For your job the command would be:

$comm  -23 orig_file new_file

gives the list of deleted records in new_file.

Assumptions made:
orig_file : file containing all the records
new_file : subset of orig_file. some records are deleted from this.

row 1 : contains the elements unique to file_orig (not there in file_new)

Hope this helps.

Cheers,
14341

14341:- I thought that the issue is awk will barf
on big files, not that "comm" is faster on execution than awk; I know that shell commands always faster than external ones.

I hope I had clear the issue.
and still I don't know if awk has limitation on file raw or columns sizes.

BR

awk has some limitation.
eg.

Number of fields per record	100
Characters per input record	3000
Characters per output record	3000
Characters per field	1024
Characters per printf string	3000
Characters in literal string	400
Characters in character class	400
Files open	15
Pipes open	1

though, gawk,mawk and other latest version are the alternatives for these limitations.

reference - Orelly - sed & awk ch 10.8 Limitations

just wanted to share this info.

anchal_khare:- Is there a limitation on the number of record ..
can nawk handle let say 10,000,000 record in one file?

Thanks in advance
BR

not sure but i guess it can handle any number of record.
may be other can confirm us.

comm compares the entire line, while the original post mentions using only the first 3 fields. Perhaps a sort prior to comm would be in order:

sort -u -k 1,3

Although the following AWK may suffice:

awk 'FNR==NR {a[$1$2$3]=$0} FNR!=NR {delete a[$1$2$3]} END {for (i in a) print a}' Old_file.txt New_file.txt 

Regards,
alister

Hi ahmad.diab,
no, I didn't insinuate that awk and siblings would barf on big files, or big records.
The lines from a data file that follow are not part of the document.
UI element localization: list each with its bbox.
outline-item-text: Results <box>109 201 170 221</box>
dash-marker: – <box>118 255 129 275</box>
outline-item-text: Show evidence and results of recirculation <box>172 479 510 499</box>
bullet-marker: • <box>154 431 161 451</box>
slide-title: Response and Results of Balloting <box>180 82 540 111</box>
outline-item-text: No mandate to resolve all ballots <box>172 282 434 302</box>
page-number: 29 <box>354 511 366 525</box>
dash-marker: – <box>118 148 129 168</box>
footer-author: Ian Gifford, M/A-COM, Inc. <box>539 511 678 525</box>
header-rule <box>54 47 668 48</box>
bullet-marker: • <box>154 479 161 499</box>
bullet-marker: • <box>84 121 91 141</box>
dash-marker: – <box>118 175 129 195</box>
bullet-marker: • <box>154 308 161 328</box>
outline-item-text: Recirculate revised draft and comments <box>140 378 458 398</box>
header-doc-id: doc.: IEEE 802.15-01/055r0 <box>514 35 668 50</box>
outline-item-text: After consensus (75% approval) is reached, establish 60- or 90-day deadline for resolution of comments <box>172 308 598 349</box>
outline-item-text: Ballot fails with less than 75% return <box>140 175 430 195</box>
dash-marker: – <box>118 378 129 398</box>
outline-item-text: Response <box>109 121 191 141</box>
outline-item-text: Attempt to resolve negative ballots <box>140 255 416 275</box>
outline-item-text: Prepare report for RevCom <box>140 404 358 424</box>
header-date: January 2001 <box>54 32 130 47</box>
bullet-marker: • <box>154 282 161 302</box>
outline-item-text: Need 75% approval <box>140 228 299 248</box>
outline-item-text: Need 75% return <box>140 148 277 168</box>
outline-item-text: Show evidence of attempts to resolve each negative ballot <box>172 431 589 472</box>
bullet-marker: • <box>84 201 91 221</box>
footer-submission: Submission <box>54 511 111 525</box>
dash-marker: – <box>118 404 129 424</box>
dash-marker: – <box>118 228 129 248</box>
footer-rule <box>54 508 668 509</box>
I only expressed my uncertainty whether comm would be sufficient for the job on big files. :slight_smile:

Best regards,
Lakris

Two points:

  1. comm requires the input to be sorted.
  2. awk will be slower compared to comm

You can try:

grep -vf new_file old_file

I don't think this will scale either,

with more number of patterns to be searched and more number of input records, the search is almost, o(n2)

and that is not the case with awk where the power of associative arrays can be used.

Build a map, and check if the map as you iterate through each records but the check is that you don't which file to use to create a map as we don't know the number of records before processing.